As far as nVidia support goes, that's good. AMD is also listed as contributor on the FAH website, maybe they could be motivated to provide such support at least for the ROCm stack, the project they advertise as open and scalable HPC solution. Can't be in their interest to have nVidia recognized as running without problems and AMD being consistently troublesome.muziqaz wrote: nVidia is doing that.
FAH dev creates fahcore>nVidia rep takes that core and runs it through their hardware in their lab with all their driver profilers and tools>driver team either optimises the drivers for the fahcore, or they give suggestions/submit patches of code to fah devs to improve fahcore.
Hardware vendor does not need to have source code in order to optimise for the code.
I know how much nVidia is involved, and I just don't see the same involvement from AMD, not even close, which is a shame, as their hardware was always very strong in pure compute tasks.
Also, fah devs mainly have nVidia hardware, as far as I know.

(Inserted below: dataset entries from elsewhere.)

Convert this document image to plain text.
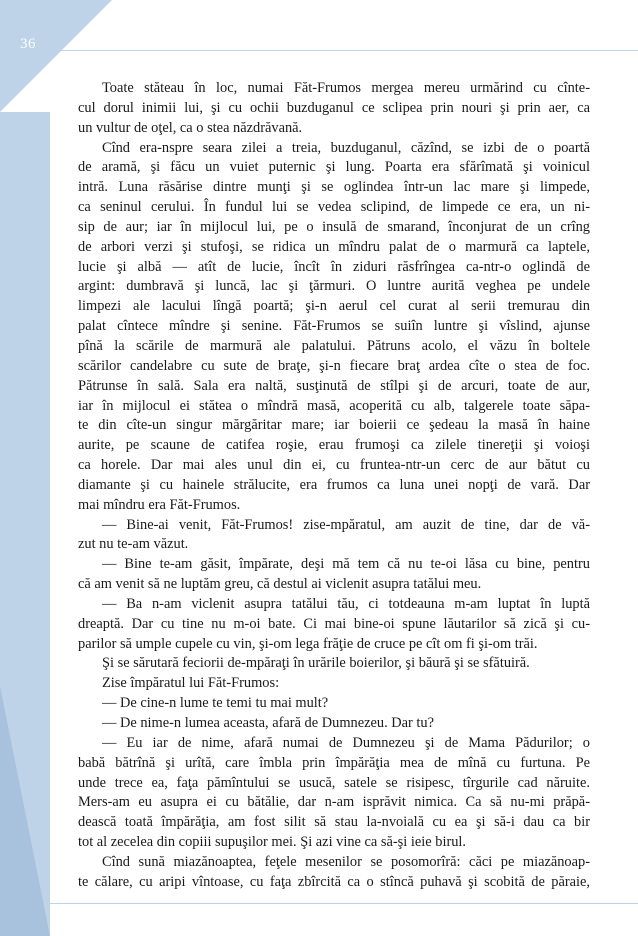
36
Toate stăteau în loc, numai Făt-Frumos mergea mereu urmărind cu cînte-
cul dorul inimii lui, şi cu ochii buzduganul ce sclipea prin nouri şi prin aer, ca
un vultur de oţel, ca o stea năzdrăvană.
Cînd era-nspre seara zilei a treia, buzduganul, căzînd, se izbi de o poartă
de aramă, şi făcu un vuiet puternic şi lung. Poarta era sfărîmată şi voinicul
intră. Luna răsărise dintre munţi şi se oglindea într-un lac mare şi limpede,
ca seninul cerului. În fundul lui se vedea sclipind, de limpede ce era, un ni-
sip de aur; iar în mijlocul lui, pe o insulă de smarand, înconjurat de un crîng
de arbori verzi şi stufoşi, se ridica un mîndru palat de o marmură ca laptele,
lucie şi albă — atît de lucie, încît în ziduri răsfrîngea ca-ntr-o oglindă de
argint: dumbravă şi luncă, lac şi ţărmuri. O luntre aurită veghea pe undele
limpezi ale lacului lîngă poartă; şi-n aerul cel curat al serii tremurau din
palat cîntece mîndre şi senine. Făt-Frumos se suiîn luntre şi vîslind, ajunse
pînă la scările de marmură ale palatului. Pătruns acolo, el văzu în boltele
scărilor candelabre cu sute de braţe, şi-n fiecare braţ ardea cîte o stea de foc.
Pătrunse în sală. Sala era naltă, susţinută de stîlpi şi de arcuri, toate de aur,
iar în mijlocul ei stătea o mîndră masă, acoperită cu alb, talgerele toate săpa-
te din cîte-un singur mărgăritar mare; iar boierii ce şedeau la masă în haine
aurite, pe scaune de catifea roşie, erau frumoşi ca zilele tinereţii şi voioşi
ca horele. Dar mai ales unul din ei, cu fruntea-ntr-un cerc de aur bătut cu
diamante şi cu hainele strălucite, era frumos ca luna unei nopţi de vară. Dar
mai mîndru era Făt-Frumos.
— Bine-ai venit, Făt-Frumos! zise-mpăratul, am auzit de tine, dar de vă-
zut nu te-am văzut.
— Bine te-am găsit, împărate, deşi mă tem că nu te-oi lăsa cu bine, pentru
că am venit să ne luptăm greu, că destul ai viclenit asupra tatălui meu.
— Ba n-am viclenit asupra tatălui tău, ci totdeauna m-am luptat în luptă
dreaptă. Dar cu tine nu m-oi bate. Ci mai bine-oi spune lăutarilor să zică şi cu-
parilor să umple cupele cu vin, şi-om lega frăţie de cruce pe cît om fi şi-om trăi.
Şi se sărutară feciorii de-mpăraţi în urările boierilor, şi băură şi se sfătuiră.
Zise împăratul lui Făt-Frumos:
— De cine-n lume te temi tu mai mult?
— De nime-n lumea aceasta, afară de Dumnezeu. Dar tu?
— Eu iar de nime, afară numai de Dumnezeu şi de Mama Pădurilor; o
babă bătrînă şi urîtă, care îmbla prin împărăţia mea de mînă cu furtuna. Pe
unde trece ea, faţa pămîntului se usucă, satele se risipesc, tîrgurile cad năruite.
Mers-am eu asupra ei cu bătălie, dar n-am isprăvit nimica. Ca să nu-mi prăpă-
dească toată împărăţia, am fost silit să stau la-nvoială cu ea şi să-i dau ca bir
tot al zecelea din copiii supuşilor mei. Şi azi vine ca să-şi ieie birul.
Cînd sună miazănoaptea, feţele mesenilor se posomorîră: căci pe miazănoap-
te călare, cu aripi vîntoase, cu faţa zbîrcită ca o stîncă puhavă şi scobită de păraie,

I do not believe there are any AMD GPUs in their possession. At least we can be content that AMD CPUs punched through Intel wall when it comes to fah
If FAH developers develop and tests mostly on nVidia hardware, but do not have AMD GPUs, then it's no wonder that in the wild FAH is having more trouble on AMD hardware. But in that case AMD should be asked for what they have their logo as supporter on the website.

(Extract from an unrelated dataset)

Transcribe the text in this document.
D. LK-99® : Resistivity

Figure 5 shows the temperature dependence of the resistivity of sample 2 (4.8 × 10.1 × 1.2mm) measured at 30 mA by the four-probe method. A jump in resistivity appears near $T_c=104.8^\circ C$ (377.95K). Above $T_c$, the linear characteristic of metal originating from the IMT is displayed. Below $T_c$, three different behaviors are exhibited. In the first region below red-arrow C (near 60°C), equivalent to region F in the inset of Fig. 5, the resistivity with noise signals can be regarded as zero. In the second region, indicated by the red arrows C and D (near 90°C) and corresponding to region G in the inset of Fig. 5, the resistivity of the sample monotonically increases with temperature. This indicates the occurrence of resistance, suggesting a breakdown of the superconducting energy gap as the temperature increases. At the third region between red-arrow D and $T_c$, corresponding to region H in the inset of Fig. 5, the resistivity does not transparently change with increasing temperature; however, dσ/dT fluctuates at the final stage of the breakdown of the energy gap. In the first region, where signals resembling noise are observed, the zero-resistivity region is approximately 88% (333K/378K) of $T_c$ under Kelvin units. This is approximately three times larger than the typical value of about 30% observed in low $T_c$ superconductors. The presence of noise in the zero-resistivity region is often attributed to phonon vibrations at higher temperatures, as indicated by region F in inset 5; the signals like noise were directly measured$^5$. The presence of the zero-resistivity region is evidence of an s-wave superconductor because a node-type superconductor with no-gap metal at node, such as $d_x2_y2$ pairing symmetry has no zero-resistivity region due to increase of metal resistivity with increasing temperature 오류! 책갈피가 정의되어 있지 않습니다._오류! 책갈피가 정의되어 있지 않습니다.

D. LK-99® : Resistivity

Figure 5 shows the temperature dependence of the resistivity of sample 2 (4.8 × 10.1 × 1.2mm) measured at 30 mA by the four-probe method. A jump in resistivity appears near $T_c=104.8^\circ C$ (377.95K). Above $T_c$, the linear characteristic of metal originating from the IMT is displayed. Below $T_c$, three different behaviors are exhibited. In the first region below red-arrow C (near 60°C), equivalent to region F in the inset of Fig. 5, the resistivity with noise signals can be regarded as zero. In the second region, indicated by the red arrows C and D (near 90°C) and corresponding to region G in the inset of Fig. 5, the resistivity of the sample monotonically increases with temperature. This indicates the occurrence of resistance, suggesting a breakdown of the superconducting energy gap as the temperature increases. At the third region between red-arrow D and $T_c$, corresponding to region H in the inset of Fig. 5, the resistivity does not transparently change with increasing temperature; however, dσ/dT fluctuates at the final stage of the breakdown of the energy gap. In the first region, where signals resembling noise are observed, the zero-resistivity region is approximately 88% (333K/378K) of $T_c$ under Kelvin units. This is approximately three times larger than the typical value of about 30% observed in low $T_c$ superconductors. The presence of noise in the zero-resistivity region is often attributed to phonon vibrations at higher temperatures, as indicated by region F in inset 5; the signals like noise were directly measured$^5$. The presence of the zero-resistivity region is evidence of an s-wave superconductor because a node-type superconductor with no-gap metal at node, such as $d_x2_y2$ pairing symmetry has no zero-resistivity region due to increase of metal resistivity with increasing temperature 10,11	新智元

As for need of source code, there may be a difference between optimizing and debugging. For optimizing it may be enough to profile which kernels are run at what frequency, without the need to understand the calculation flow. For debugging it however is very helpful to understand what is going on, what should be going on and at what point and under which preconditions there is a failure. That even more, as part of the failures point in the direction of early failures, which might be caused by missing/invalid initialization. Understanding can best be achieved by following code function through the logics of source code and observing the effects (follow variable values ...). If FAH developers can't follow that flow due to lack of appropriate (AMD) systems and want to do it by feedback from series (published) core versions, for me that looks like a rather long turnaround time for debugging. To be effective such turnaround times should be measured in minutes, not weeks between released core versions. Just my thoughts, I well might miss something important.